Kate Claxton was an American actress. During her career, she performed on the stage of the Fifth Avenue Theatre, A. M. Palmer's Union Square Theatre and McVicker’s Theatre and the Brooklyn Theatre.
Background
Kate Claxton was born on August 24, 1848 in Somerville, New Jersey, United States. He was the daughter of Spencer Wallace Cone, a lawyer whose literary inclinations led him to spend more time in the writing of plays, editorial work, and speaking in public, than at the bar. Her grandfather, the Reverend Spencer H. Cone, had been an actor before he became a clergyman. Her mother was Josephine Martinez, daughter of a Spaniard, Tomas Martinez, and of Margaret Terry.
Education
Kate was educated at private schools in New York.
Career
Claxton's early stage aspirations received no parental encouragement, and she went to Chicago, where she thought there would be less family opposition to her desire to become an actress, and in that city, at the Dearborn Street Theatre, on December 21, 1869, she made her debut as Mary Blake in Andy Blake. A week later she joined Lotta’s company at McVicker’s Theatre in Chicago, and before long she was back in New York, a full-fledged actress. She joined Augustin Daly’s company at the Fifth Avenue Theatre, where she first appeared on September 13, 1870, as Jo, in Man and Wife. She remained there through more than two seasons, but rarely played anything but inconspicuous characters.

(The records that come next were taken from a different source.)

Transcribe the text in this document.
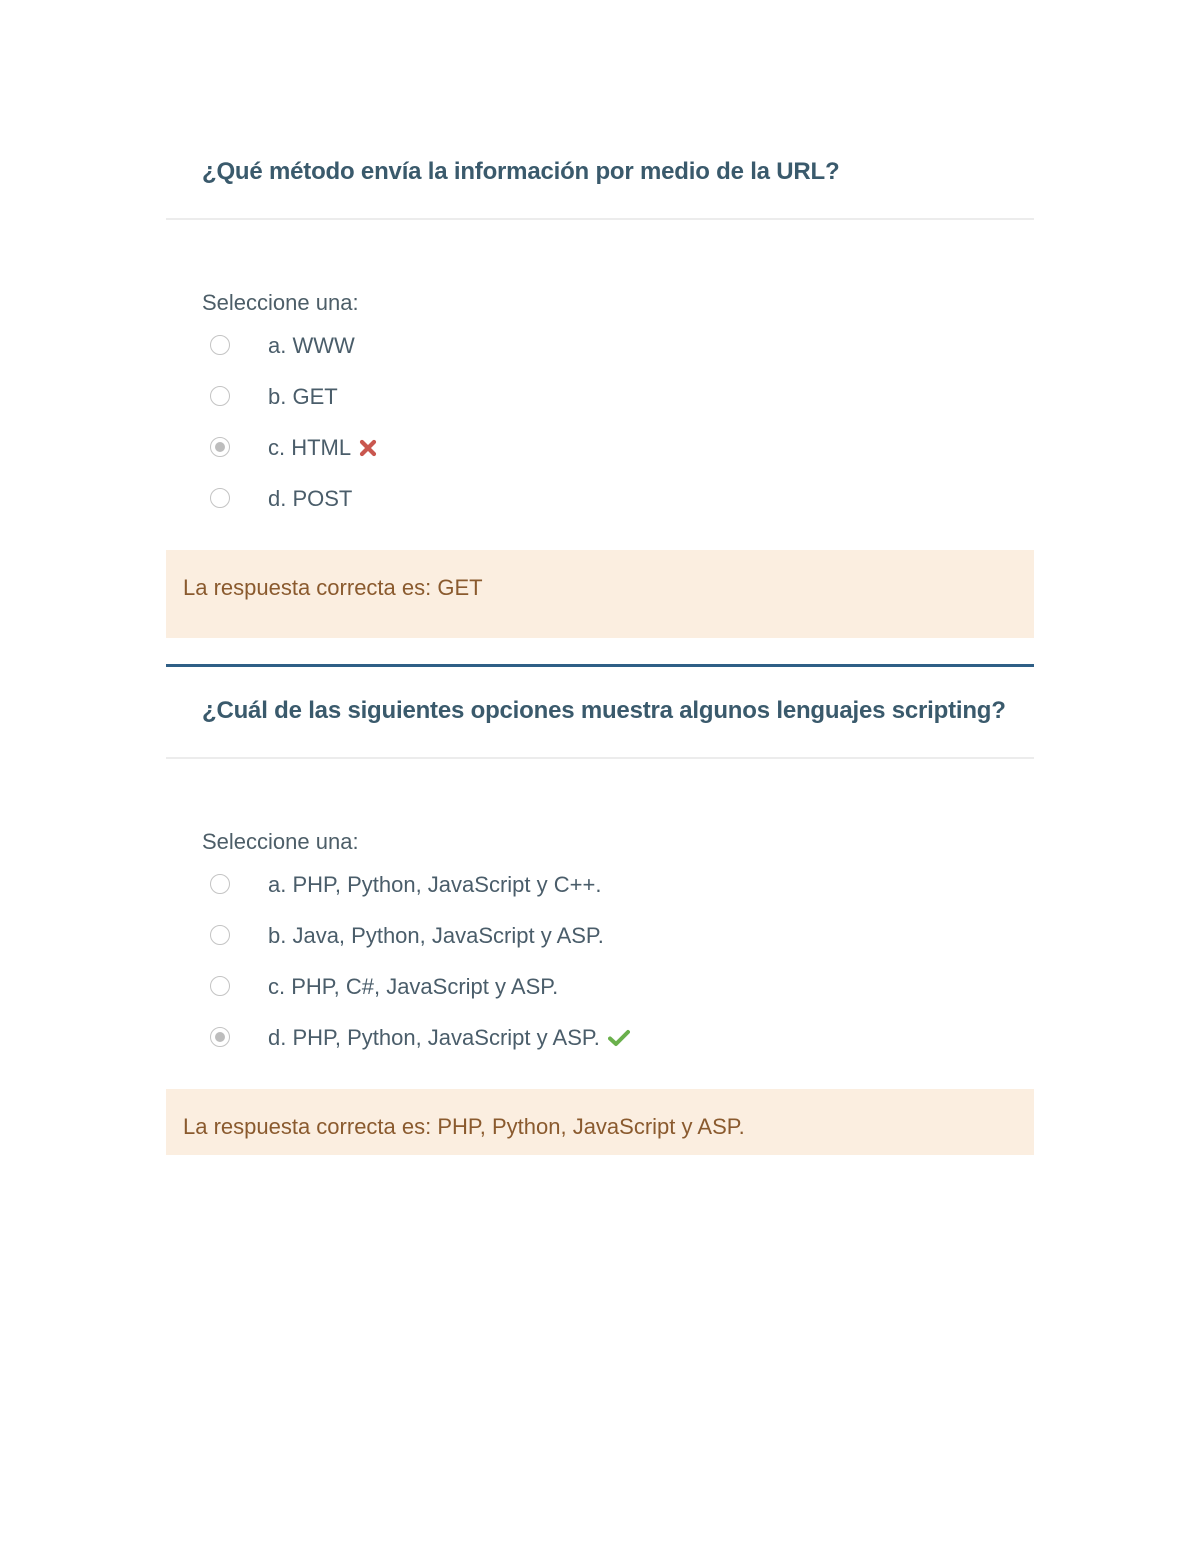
¿Qué método envía la información por medio de la URL?
Seleccione una:
a. WWW
b. GET
c. HTML
d. POST
La respuesta correcta es: GET
¿Cuál de las siguientes opciones muestra algunos lenguajes scripting?
Seleccione una:
a. PHP, Python, JavaScript y C++.
b. Java, Python, JavaScript y ASP.
c. PHP, C#, JavaScript y ASP.
d. PHP, Python, JavaScript y ASP.
La respuesta correcta es: PHP, Python, JavaScript y ASP.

An engagement by A. M. Palmer at the Union Square Theatre, during which she acted Mathilde in Led Astray, resulted in her being cast for the part of Louise, the blind girl, in The Two Orphans. This melodrama from the French, in which there is abundant action, pathos, bitter anguish, and a conflict between love and duty, was produced on December 26, 1874. For the rest of her life she was identified with this play throughout the country. She was acting in it in 1876, at the Brooklyn Theatre on the evening it was destroyed by fire with a loss of more than two hundred lives. She sought other plays and characters, notably: The World Against Her, Booties’s Baby, The Sea of Ice, and Cruel London, but the public invariably demanded her Louise in The Two Orphans and nothing else. In that character she had the advantage of the sympathy of impressionable audiences for a hapless girl, placed in a series of overwhelming misfortunes from which she emerged triumphant, and she played it always, in later life as well as in youth, with a simplicity that won the hearts of multitudes.
Achievements
Claxton became prominent for her role of Louise in the play "The Two Orphans". She was considered one of the best emotional actresses of her time.
Connections
In 1878 Claxton was married to Charles A. Stevenson, an English actor who was for many years a member of her company. Their marriage was annulled in 1911.